Natürlich! Weil es mir ganz wichtig ist, dass die Spielzeuge, die nach meinen Schnitten entstehen, auch wirklich „gute“ Spielzeuge sind. Jedes E-Book enthält ganz klare Hinweise, welche Stoffe möglichst verwendet werden sollen. Sie erklären, was beim Nähen zu beachten ist, damit die Nähte später dem Spielen standhalten. Die Sicherheit ist auch ein Grund, warum die Gesichter meiner Kuschelfreunde immer aufzusticken sind, statt auf Knöpfe oder dergleichen zu setzen. Und nicht zuletzt sind auch meine Schnitte an sich schon so entwickelt, dass sie für Kinderhände passen. All das sind Erfahrungswerte aus den CE-Prüfungen für die von mir produzierten Schnullerdrachen, die ich gerne weitergebe.

Du selbst hast ja auch zwei Kinder. Sind sie die ersten Tester neuer Produktideen? Und hast du vor, dein Sortiment mit ihrem zunehmenden Alter auch auf eine ältere Zielgruppe hin zu verändern?

Die kritischsten Tester habe ich selbst im Haus, aber nicht immer kann ich auf ihre Meinung setzen. Den Schnullerdrachen hat mein Mädchen zum Beispiel nie als Kuscheltier akzeptiert. Dagegen schreiben mir meine Kundinnen immer wieder, dass sie mehrere Drachen nähen müssen, damit sie sie auch mal waschen können, weil die Kinder sie nicht hergeben. Auch das Spielhäuschen zum Zusammenklappen fand bei meinem Mädchen nur mäßigen Anklang. Mein kleiner Junge liebt es dagegen und spielt ausdauernd damit. Viele Spiel- und Kuscheltierideen setze ich dann trotzdem um, auch wenn die beiden nicht sofort darauf anspringen. So wird sich das Sortiment sicher mitwachsen, aber immer auch ein bisschen frühkindlich bleiben.

Unsere Leser interessiert ja immer sehr, wie so ein E-Book entsteht. Wo kommen dir die besten Ideen? Und wie wird aus der Idee für etwas ein Modell zum Anfassen und eine Anleitung zum Nacharbeiten?
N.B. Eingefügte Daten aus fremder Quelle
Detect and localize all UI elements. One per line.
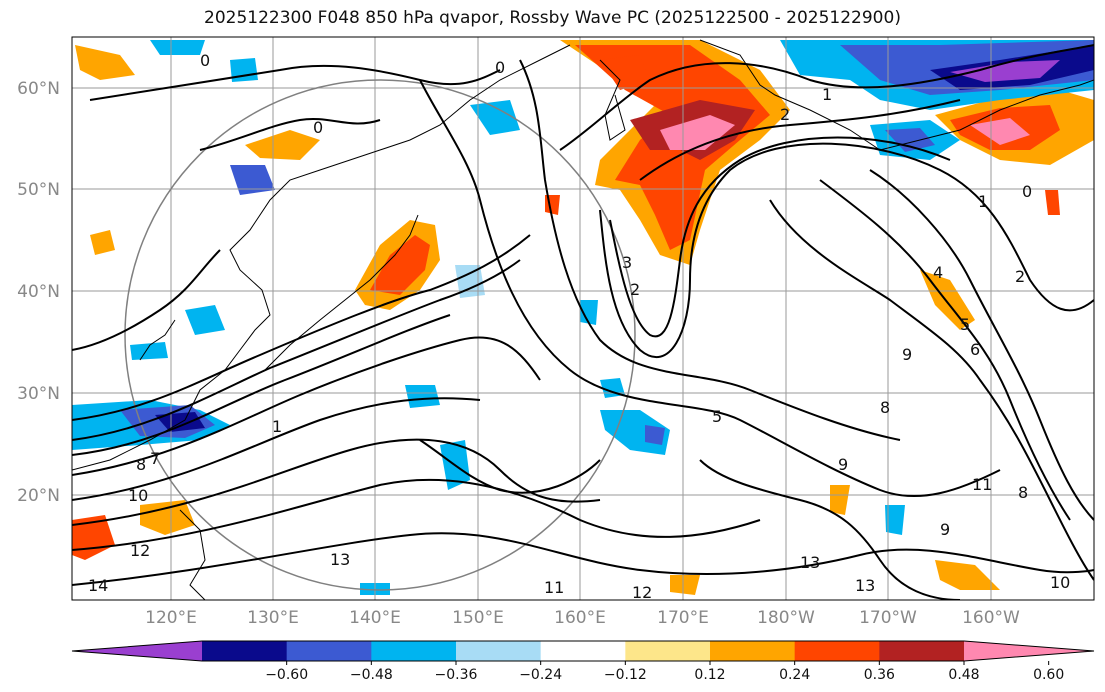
- colorbar-segment: [879, 641, 965, 661]
- lat-label: 40°N: [17, 282, 60, 302]
- colorbar-tick-label: 0.12: [694, 667, 725, 683]
- colorbar-tick-label: −0.24: [519, 667, 562, 683]
- colorbar-segment: [456, 641, 542, 661]
- contour-label: 0: [1022, 182, 1032, 201]
- contour-label: 13: [855, 576, 875, 595]
- contour-label: 13: [330, 550, 350, 569]
- contour-label: 5: [960, 315, 970, 334]
- contour-label: 2: [630, 280, 640, 299]
- lon-label: 160°W: [962, 608, 1020, 628]
- colorbar-segment: [371, 641, 457, 661]
- contour-labels: 0 0 0 0 1 1 1 2 2 2 3 4 5 5 6 7 8 8 8 9 …: [88, 51, 1070, 602]
- contour-label: 7: [150, 449, 160, 468]
- lon-label: 130°E: [247, 608, 299, 628]
- colorbar-segment: [964, 641, 1094, 661]
- lon-label: 120°E: [145, 608, 197, 628]
- longitude-labels: 120°E 130°E 140°E 150°E 160°E 170°E 180°…: [145, 608, 1020, 628]
- contour-label: 8: [1018, 483, 1028, 502]
- colorbar-tick-label: −0.60: [265, 667, 308, 683]
- contour-label: 14: [88, 576, 108, 595]
- contour-label: 4: [933, 263, 943, 282]
- contour-label: 8: [136, 455, 146, 474]
- lat-label: 50°N: [17, 180, 60, 200]
- colorbar-segment: [794, 641, 880, 661]
- contour-label: 8: [880, 398, 890, 417]
- colorbar-tick-label: −0.48: [350, 667, 393, 683]
- lon-label: 180°W: [757, 608, 815, 628]
- lon-label: 160°E: [554, 608, 606, 628]
- contour-lines: [72, 44, 1094, 600]
- colorbar-tick-label: 0.24: [779, 667, 810, 683]
- contour-label: 2: [1015, 267, 1025, 286]
- contour-label: 1: [978, 192, 988, 211]
- contour-label: 1: [822, 85, 832, 104]
- contour-label: 1: [272, 417, 282, 436]
- contour-label: 3: [622, 253, 632, 272]
- contour-label: 12: [632, 583, 652, 602]
- colorbar-tick-label: 0.36: [864, 667, 895, 683]
- lat-label: 60°N: [17, 79, 60, 99]
- lon-label: 150°E: [452, 608, 504, 628]
- contour-label: 6: [970, 340, 980, 359]
- contour-label: 10: [1050, 573, 1070, 592]
- latitude-labels: 60°N 50°N 40°N 30°N 20°N: [17, 79, 60, 506]
- lon-label: 140°E: [349, 608, 401, 628]
- region-circle: [124, 79, 636, 591]
- contour-label: 9: [838, 455, 848, 474]
- colorbar-segment: [72, 641, 202, 661]
- contour-label: 13: [800, 553, 820, 572]
- contour-label: 9: [940, 520, 950, 539]
- colorbar-segment: [202, 641, 288, 661]
- contour-label: 11: [544, 578, 564, 597]
- colorbar-tick-label: −0.12: [604, 667, 647, 683]
- colorbar-tick-label: 0.48: [948, 667, 979, 683]
- colorbar-segment: [625, 641, 711, 661]
- contour-label: 0: [313, 118, 323, 137]
- colorbar-segment: [540, 641, 626, 661]
- contour-label: 9: [902, 345, 912, 364]
- lat-label: 30°N: [17, 384, 60, 404]
- colorbar-tick-label: 0.60: [1033, 667, 1064, 683]
- lon-label: 170°W: [859, 608, 917, 628]
- lon-label: 170°E: [657, 608, 709, 628]
- colorbar: −0.60 −0.48 −0.36 −0.24 −0.12 0.12 0.24 0.36 0.4…: [71, 640, 1095, 683]
- colorbar-tick-label: −0.36: [435, 667, 478, 683]
- contour-label: 11: [972, 475, 992, 494]
- contour-label: 0: [495, 58, 505, 77]
- contour-label: 12: [130, 541, 150, 560]
- map-title: 2025122300 F048 850 hPa qvapor, Rossby W…: [204, 8, 901, 28]
- map-frame: [71, 36, 1095, 601]
- contour-label: 10: [128, 486, 148, 505]
- lat-label: 20°N: [17, 486, 60, 506]
- colorbar-outline: [71, 640, 1095, 662]
- colorbar-segment: [286, 641, 372, 661]
- contour-label: 5: [712, 407, 722, 426]
- contour-label: 0: [200, 51, 210, 70]
- contour-label: 2: [780, 105, 790, 124]
- colorbar-segment: [710, 641, 796, 661]
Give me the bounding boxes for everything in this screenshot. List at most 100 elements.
Ein Haus entstehtDie Ideen zu meinen Stücken kommen meistens spontan. Ich suche nicht nach ihnen, sie sind einfach da. Und wollen dann auch sofort umgesetzt werden. Deshalb habe ich immer einen großen Vorrat an sämtlichen Materialien da. Ich horte alles, Knöpfe, Garne, Stoffe. Alte Klamotten, ausgediente Taschen. Der Lieblingsmann im Hause von Lange Hand hat es nicht leicht! Zuerst zeichne ich meine Idee. Dann zerlege ich sie in grobe Formen und bastele von Hand ein Schnittmuster dafür. Im nächsten Schritt sitze ich an der Nähmaschine. Beim Nähen merke ich, ob die Proportionen so passen, wie ich mir das vorgestellt habe. Wenn alles passt, digitalisiere ich den Schnitt. Dann wird ein zweites Mal genäht, um zu schauen, ob auch nach dem digitalen Muster noch alles passt. Danach geht es an die Anleitung. Also wird wieder genäht und jeder noch so kleine Schritt fotografiert. Meine E-Books sind ja bekannt für ihren Detailreichtum. Kaum von der Nähmaschine gehüft, dürfen die Prototypen zum Fotografen, während ich mich ans Schreiben der Anleitung mache. Dafür hangele ich mich an den Fotos entlang und nähe quasi im Kopf alles noch einmal nach. Passt dann das Layout und sind die Fotos da, geht alles ins Probenähen und der Schnitt darf erscheinen. Das klingt jetzt so, als wäre es flott gemacht. Bis aus einer Idee ein E-Book wird, gehen aber mehrere Monate ins Land.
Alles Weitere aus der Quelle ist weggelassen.